Le Rassemblement national (RN) affiche des ambitions inédites pour les élections sénatoriales de septembre. Fort de ses bons résultats aux dernières élections municipales et de ralliements d’élus de droite, le parti de Jordan Bardella espère franchir un cap en constituant pour la première fois un groupe parlementaire au Sénat, ce qui nécessite au moins dix sénateurs.

Une stratégie de conquête élargie

Les stratèges du RN misent sur une double dynamique : d’une part, l’ancrage local renforcé par les victoires municipales, qui permet de compter davantage de grands électeurs ; d’autre part, l’attraction d’élus issus de la droite classique, séduits par la ligne souverainiste et identitaire du parti. Parmi ces ralliements potentiels figurent des membres de l’Union des droites pour la République (UDR), le petit parti fondé par Éric Ciotti après sa scission avec Les Républicains (LR).

L’objectif des dix élus

Actuellement, le RN ne compte que trois sénateurs, élus en 2020 et 2021. Pour former un groupe, il lui en faudrait au moins sept supplémentaires.
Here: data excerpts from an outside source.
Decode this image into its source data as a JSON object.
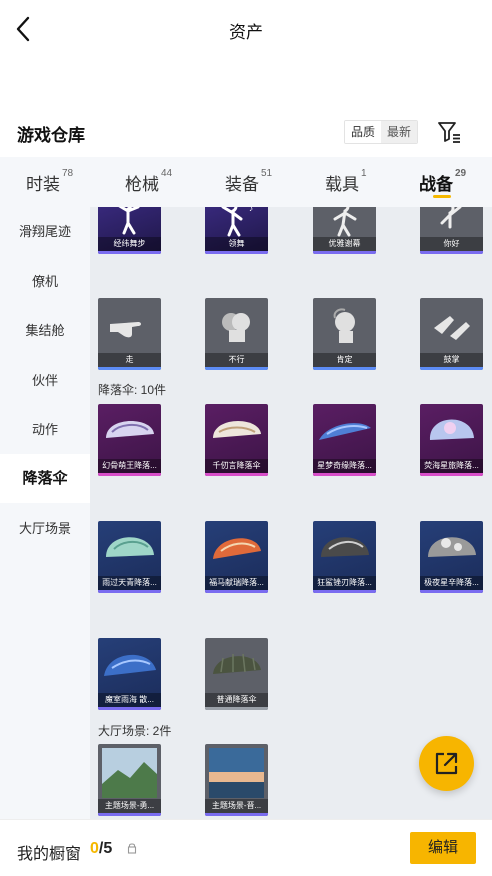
{
  "header": {
    "title": "资产"
  },
  "warehouse": {
    "title": "游戏仓库",
    "sort_options": [
      "品质",
      "最新"
    ]
  },
  "tabs": [
    {
      "label": "时装",
      "count": "78"
    },
    {
      "label": "枪械",
      "count": "44"
    },
    {
      "label": "装备",
      "count": "51"
    },
    {
      "label": "载具",
      "count": "1"
    },
    {
      "label": "战备",
      "count": "29"
    }
  ],
  "sidebar": {
    "items": [
      "滑翔尾迹",
      "僚机",
      "集结舱",
      "伙伴",
      "动作",
      "降落伞",
      "大厅场景"
    ],
    "active": "降落伞"
  },
  "sections": {
    "emotes_row1": [
      "经纬舞步",
      "领舞",
      "优雅谢幕",
      "你好"
    ],
    "emotes_row2": [
      "走",
      "不行",
      "肯定",
      "鼓掌"
    ],
    "parachute_header": "降落伞: 10件",
    "parachutes": [
      "幻骨萌王降落...",
      "千仞言降落伞",
      "星梦奇缘降落...",
      "荧海星旅降落...",
      "雨过天青降落...",
      "福马献瑞降落...",
      "狂鲨锉刃降落...",
      "极夜星辛降落...",
      "魔室雨海 散...",
      "普通降落伞"
    ],
    "lobby_header": "大厅场景: 2件",
    "lobby": [
      "主题场景-勇...",
      "主题场景-晋..."
    ]
  },
  "bottom": {
    "showcase_label": "我的橱窗",
    "showcase_current": "0",
    "showcase_total": "/5",
    "edit_label": "编辑"
  },
  "colors": {
    "accent": "#f7b500",
    "rare_purple": "#7a6cf0",
    "epic_pink": "#d84ec9",
    "common_gray": "#9aa0a8"
  }
}
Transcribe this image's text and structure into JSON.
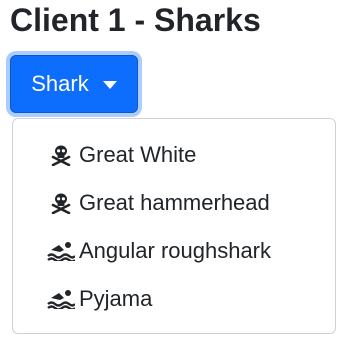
{
  "header": {
    "title": "Client 1 - Sharks"
  },
  "dropdown": {
    "toggle_label": "Shark",
    "items": [
      {
        "label": "Great White",
        "icon": "skull-crossbones-icon"
      },
      {
        "label": "Great hammerhead",
        "icon": "skull-crossbones-icon"
      },
      {
        "label": "Angular roughshark",
        "icon": "swimmer-icon"
      },
      {
        "label": "Pyjama",
        "icon": "swimmer-icon"
      }
    ]
  },
  "colors": {
    "primary": "#0d6efd",
    "text": "#212529"
  }
}
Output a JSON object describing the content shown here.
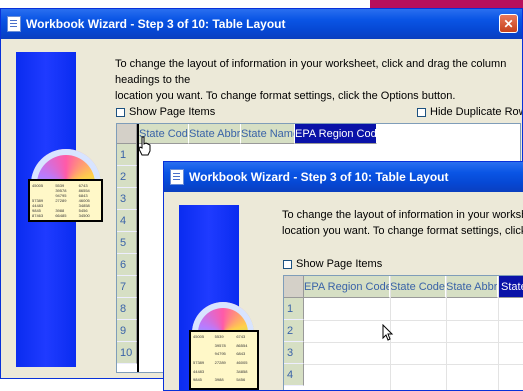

Les yeux sont notamment tournés vers les départements où le parti a remporté des mairies en 2020 et 2026, comme le Pas-de-Calais, le Gard ou le Vaucluse. Les sénatoriales étant un scrutin indirect – les grands électeurs sont maires, conseillers municipaux, départementaux et régionaux –, la progression du nombre d’édiles RN est un atout décisif.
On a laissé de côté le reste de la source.